Diehard horror fans know that the Scream franchise exists well beyond the movies. The television series of the same name aired for three seasons, but the driving force of the third run was initially very different.
Through their chat with Bloody Disgusting, season 2 showrunners Michael Gans and Richard Register have revealed their original intentions for the third and fourth seasons.
In season 3, fans would have seen Willa Fitzgerald’s Emma returning to Lakewood, despite trying to leave her hometown and start over somewhere far away after the murders began again. That idea makes sense within the context of the show, with Lakewood acting as the small screen’s Woodsboro, positioning Emma as the ‘final girl’.
As the third season progressed, fans would have started to experience something Scream has become famous for, with plans to take things in a meta direction. Emma returning home means the killings continue, and we’d have seen the other surviving characters from seasons 1 and 2 dealing with their trauma and pain.
They also had a precise idea for a plot point — providing a callback to one of the most iconic horror films ever made, and it included a character that ended up dying in the show’s Halloween special.
“We pitched this kind of Silence of the Lambs thing. Someone was doing the killings at Kieran’s bidding, and the only person he would tell what was going on to was Emma. So she came in, and they had to sit face-to-face, and meanwhile, people are being killed. So they’re in a race against time to stop this from happening, all the while she’s sitting with him.”
As everyone works through the continued sense of turmoil, things get twisted, the lines between guilty and innocent begin blurring, and the characters keep dying.

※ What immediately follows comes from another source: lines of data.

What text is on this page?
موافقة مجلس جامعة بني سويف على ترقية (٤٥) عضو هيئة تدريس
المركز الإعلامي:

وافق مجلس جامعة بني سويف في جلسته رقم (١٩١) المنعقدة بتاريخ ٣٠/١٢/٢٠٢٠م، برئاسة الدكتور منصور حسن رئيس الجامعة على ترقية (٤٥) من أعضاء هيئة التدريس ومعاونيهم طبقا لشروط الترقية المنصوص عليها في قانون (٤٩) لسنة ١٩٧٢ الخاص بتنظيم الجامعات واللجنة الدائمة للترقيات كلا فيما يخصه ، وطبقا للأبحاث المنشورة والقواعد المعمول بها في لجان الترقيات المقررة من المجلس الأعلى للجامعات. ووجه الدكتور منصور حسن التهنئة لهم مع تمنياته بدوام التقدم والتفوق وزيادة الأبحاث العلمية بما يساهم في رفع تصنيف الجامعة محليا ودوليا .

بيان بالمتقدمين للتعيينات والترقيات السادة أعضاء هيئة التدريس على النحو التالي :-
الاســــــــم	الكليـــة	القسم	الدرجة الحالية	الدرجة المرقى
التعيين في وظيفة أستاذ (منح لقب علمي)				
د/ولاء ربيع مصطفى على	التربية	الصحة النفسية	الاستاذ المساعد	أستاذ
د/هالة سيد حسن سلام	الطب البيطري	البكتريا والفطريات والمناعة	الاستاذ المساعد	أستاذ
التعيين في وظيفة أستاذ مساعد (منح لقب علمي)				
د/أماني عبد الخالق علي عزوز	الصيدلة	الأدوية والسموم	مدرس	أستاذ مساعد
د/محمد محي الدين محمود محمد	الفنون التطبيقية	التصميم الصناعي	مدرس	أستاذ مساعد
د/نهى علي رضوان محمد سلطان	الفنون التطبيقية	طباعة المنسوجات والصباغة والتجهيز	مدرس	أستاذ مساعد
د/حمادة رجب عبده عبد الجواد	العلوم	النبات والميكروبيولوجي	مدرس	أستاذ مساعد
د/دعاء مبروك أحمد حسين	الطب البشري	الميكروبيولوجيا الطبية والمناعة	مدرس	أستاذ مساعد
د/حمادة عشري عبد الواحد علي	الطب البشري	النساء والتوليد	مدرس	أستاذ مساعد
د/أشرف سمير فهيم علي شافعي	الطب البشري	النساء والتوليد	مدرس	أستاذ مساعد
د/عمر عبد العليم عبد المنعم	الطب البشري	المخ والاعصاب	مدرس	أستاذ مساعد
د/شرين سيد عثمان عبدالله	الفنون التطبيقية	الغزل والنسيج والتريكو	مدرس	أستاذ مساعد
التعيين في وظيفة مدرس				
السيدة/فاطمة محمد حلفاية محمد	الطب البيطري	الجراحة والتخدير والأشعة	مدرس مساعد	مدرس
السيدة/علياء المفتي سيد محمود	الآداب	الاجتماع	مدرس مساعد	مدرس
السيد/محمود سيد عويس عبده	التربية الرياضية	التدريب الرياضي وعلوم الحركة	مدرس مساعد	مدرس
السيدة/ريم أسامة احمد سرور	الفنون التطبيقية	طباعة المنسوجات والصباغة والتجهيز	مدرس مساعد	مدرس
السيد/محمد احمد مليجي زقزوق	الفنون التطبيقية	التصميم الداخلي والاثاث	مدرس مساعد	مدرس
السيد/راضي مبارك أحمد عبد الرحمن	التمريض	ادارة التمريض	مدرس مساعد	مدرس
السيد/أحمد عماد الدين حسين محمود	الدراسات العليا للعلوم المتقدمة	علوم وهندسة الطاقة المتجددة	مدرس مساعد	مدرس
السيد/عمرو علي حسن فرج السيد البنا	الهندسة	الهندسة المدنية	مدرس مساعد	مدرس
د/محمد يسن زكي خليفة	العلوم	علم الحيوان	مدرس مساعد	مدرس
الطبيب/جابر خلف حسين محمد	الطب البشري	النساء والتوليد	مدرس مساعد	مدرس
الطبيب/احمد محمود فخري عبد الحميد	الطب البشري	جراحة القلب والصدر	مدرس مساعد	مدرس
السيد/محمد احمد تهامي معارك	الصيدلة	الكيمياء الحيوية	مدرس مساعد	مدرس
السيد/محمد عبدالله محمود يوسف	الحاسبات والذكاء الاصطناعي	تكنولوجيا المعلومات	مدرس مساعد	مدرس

Soon, it appears as if everyone fans grew to love is being killed off, and that’s when one uttered word changes everything: “Cut.”
That’s right, all of those deaths were nothing more than the filming of Scream: The Television Series, at least until the actor playing Kiernan is killed for real as he returns to his dressing room.
The fourth season pitch drove that idea home, and left room for anyone in the Scream universe to join the storyline.
“Willa Fitzgerald, Bex Taylor-Klaus, and John Karna all track a real life version of the Lakewood 6 that was stolen and woven into the series by the desperate original writer.”
A Ghostface-inspired slasher would have started targeting those involved in the Scream mythology, before the meta plot-point further expands. So why didn’t that idea happen? Why did the third season begin again with a completely new cast and storyline?
Gans and Register said that MTV wasn’t as on board with the idea as they were; they saw the storyline as a betrayal to fans, although that remains up for debate. If you’ve yet to watch the Scream TV series — you can see all three seasons on Netflix now.